I personally like to change the hostname of every Pi in order to be able to differentiate them. To change the hostname, use the “Hostname” option.

Finally, to use all the space available on the microSD card, choose the “Expand Filesystem” option in the “Advanced Options”. In the latest version of Jessie this is done automatically.

A reboot is required to apply all changes, which will be asked by the configuration tool upon finish.

Update/Upgrade

The final step is to update the software to the latest version.

Use the package manager to update the package lists to the latest version and initiate the upgrade.

Perform a final reboot, and you’re done.

Ready

The Pi is now connected to the network, running the latest software and ready to become part of a new project!

What will you be making?

19 thoughts on “Headless Raspberry Pi Setup with Raspbian Jessie”

  1. A nice tutorial.

    BUT if you use pibakery at http://www.pibakery.org would save a lot of work.
    You can set even up the WiFi. A really g0ood tool.
    Appantly there will be a new version at the end of March so it would be better go get that one when id arrives.

    1. Looks interesting indeed, I’ll have to check it out 🙂

      But I guess both approaches each have their pros and cons. With PiBakery, you are tied to the baked in image it seems (which makes it a 1.8GB download). Does it support different OSes?

      1. My old version has just updated the image to the latest Version and the Light version.
        Whether the new PiBakery support all available OS’s ifs not known.
        Pibakery is on twitter so perhaps a tweet there would not go amis.

        PS. I couldn’t get LAMP install to work, but will work on that.

  2. Thanks for this tip. How could I go this long and provision so many raspis. This will save me a lot of time.

    Thank you.

  3. This is just something extra that I learnt from your excellent article. I hope you don’t mind me sharing.
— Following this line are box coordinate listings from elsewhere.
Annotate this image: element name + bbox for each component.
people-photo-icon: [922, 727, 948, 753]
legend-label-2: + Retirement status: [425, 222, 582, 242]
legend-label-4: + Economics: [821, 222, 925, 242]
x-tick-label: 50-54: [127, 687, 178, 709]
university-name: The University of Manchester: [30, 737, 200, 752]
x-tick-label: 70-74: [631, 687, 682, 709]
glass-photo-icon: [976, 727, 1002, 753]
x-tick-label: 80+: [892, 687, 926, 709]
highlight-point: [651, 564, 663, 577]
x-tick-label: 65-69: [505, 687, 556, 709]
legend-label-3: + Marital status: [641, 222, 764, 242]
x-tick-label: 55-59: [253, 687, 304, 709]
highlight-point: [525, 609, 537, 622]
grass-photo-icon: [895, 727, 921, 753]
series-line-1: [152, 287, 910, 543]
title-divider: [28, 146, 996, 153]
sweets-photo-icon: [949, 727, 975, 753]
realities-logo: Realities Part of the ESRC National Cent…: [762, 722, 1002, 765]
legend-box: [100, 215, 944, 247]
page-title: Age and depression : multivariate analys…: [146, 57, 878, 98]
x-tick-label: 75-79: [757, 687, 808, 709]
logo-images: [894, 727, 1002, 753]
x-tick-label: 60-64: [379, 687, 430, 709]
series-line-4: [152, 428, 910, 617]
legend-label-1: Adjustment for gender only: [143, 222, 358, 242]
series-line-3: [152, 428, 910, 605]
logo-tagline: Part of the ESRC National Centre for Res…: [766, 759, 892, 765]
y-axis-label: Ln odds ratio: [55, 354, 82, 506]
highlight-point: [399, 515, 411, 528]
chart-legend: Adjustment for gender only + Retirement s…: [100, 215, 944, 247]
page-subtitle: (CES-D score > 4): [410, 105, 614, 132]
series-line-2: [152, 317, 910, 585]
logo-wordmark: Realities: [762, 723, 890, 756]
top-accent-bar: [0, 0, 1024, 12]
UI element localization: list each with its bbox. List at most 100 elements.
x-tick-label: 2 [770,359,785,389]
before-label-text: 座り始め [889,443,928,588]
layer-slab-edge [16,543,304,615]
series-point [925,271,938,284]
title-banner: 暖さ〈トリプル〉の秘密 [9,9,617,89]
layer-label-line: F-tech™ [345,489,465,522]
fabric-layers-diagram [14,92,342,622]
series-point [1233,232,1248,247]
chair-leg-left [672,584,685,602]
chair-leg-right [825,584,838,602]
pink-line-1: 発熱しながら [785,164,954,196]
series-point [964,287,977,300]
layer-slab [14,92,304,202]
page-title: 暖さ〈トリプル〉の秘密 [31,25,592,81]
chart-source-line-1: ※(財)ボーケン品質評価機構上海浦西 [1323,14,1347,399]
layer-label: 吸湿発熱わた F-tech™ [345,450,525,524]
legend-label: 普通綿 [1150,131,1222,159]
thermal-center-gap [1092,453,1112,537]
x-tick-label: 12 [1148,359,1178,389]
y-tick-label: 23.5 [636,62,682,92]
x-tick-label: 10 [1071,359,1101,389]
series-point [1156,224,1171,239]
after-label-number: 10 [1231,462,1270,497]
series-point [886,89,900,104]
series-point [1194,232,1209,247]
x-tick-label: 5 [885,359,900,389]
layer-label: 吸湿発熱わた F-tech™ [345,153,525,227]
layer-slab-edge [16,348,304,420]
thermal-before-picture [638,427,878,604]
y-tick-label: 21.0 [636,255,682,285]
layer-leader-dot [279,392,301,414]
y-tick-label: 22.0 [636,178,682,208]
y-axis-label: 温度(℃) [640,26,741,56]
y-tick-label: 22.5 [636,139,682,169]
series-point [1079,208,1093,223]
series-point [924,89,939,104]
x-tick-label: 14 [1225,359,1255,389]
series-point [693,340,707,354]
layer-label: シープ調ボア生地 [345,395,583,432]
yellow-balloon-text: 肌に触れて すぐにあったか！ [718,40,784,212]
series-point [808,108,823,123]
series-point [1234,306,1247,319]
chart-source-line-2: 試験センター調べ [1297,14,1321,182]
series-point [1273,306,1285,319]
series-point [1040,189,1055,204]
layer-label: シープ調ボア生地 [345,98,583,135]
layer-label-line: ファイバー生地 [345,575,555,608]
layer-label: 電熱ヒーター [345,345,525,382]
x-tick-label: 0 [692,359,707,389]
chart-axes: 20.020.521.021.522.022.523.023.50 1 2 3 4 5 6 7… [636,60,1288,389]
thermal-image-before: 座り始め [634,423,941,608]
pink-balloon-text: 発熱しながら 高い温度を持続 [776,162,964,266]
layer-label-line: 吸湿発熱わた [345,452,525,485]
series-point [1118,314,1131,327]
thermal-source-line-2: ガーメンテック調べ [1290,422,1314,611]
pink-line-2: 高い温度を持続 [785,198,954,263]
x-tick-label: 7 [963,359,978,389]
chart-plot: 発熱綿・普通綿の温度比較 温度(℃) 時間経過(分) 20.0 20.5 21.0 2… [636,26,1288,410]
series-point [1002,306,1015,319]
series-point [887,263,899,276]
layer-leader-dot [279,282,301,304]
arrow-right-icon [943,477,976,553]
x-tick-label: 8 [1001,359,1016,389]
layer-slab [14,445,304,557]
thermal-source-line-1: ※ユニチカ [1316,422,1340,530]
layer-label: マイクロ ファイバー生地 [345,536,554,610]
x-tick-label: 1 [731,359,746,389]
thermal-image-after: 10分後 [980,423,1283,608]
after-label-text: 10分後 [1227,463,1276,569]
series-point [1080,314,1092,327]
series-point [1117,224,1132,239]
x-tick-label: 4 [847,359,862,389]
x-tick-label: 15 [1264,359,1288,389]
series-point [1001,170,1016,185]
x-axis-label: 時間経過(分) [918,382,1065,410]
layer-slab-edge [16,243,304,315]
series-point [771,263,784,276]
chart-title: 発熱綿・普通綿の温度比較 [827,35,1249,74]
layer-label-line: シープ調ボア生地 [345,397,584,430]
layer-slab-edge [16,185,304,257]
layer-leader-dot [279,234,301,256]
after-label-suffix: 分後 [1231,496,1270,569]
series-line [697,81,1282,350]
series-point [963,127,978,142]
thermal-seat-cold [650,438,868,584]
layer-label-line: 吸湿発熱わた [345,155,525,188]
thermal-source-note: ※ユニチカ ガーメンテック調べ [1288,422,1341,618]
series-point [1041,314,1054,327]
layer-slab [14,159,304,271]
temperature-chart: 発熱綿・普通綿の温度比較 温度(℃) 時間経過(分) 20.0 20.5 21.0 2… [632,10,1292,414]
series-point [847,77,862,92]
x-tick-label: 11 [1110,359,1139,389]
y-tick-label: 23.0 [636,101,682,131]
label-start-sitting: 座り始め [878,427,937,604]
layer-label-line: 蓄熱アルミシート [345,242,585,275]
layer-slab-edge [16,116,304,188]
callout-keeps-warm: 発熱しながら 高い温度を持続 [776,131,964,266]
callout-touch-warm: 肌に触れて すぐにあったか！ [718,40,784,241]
Thank you very much for posting this article and sharing your knowledge.
    After powering up my raspberry pi zero after making the changes in the card’s root I powered it down and looked at the SD card again. I could not see the “wpa_supplicant.conf” file. I understand now that the operating system copies the file to where it needs to go then deletes the file from the microSD card’s root.
    Also in Windows I created the file ‘ssh’ but there was not just an option I believe to just create a file so I made a text file ‘ssh.txt’ then deleted the .txt bit which left just ‘ssh’ as a file. seemed to work.
    I found this article from http://www.recantha.co.uk/blog/

    1. I don’t mind at all! Thank you for the feedback, I’ve added some small notes in the text to cover it 🙂

      As for the file extension, I remember a trick in notepad when saving a file: if your put quotes (“”) around the file name, it should save as is, without adding a .txt extension.

  4. Very clever way of setting ssh and the wifi. Thanks a lot.
    I have a Pi Zero W and would like to just have the Jessie lite version on it but I just can’t get bluetooth to work reliably.
    Would you have a tutorial for Jessie lite and Bluetooth?

  5. It seems that bluetooth requires pulseaudio whcih really requires a desktop version itself. I have tried many things but have come to the conclusion that bluetooth is at best unstable on Jessie Lite.
    I would love to be proven wrong 🙂

  6. I have followed your tutorial and I think A small correction is required 🙂

    You say to put the ssh file and wpa_supplicant.conf in the root partition but it should be in /boot (as shown in the picture)

  7. It could be something specific to me then. I am very new to The Pi world so excuse my lack of knowledge.
    When I insert the SD card in my laptop it shows 2 partitions. 1 is the / and the other is /boot.

    I initially put the files in / and it didn’t work. That is when I then saw the picture and realised I put them in the wrong place 🙂

    1. I’m only seeing one partition, so I was not aware this could cause confusion 🙂 I’ve added the fact that it’s “/boot”. Thanks for the feedback!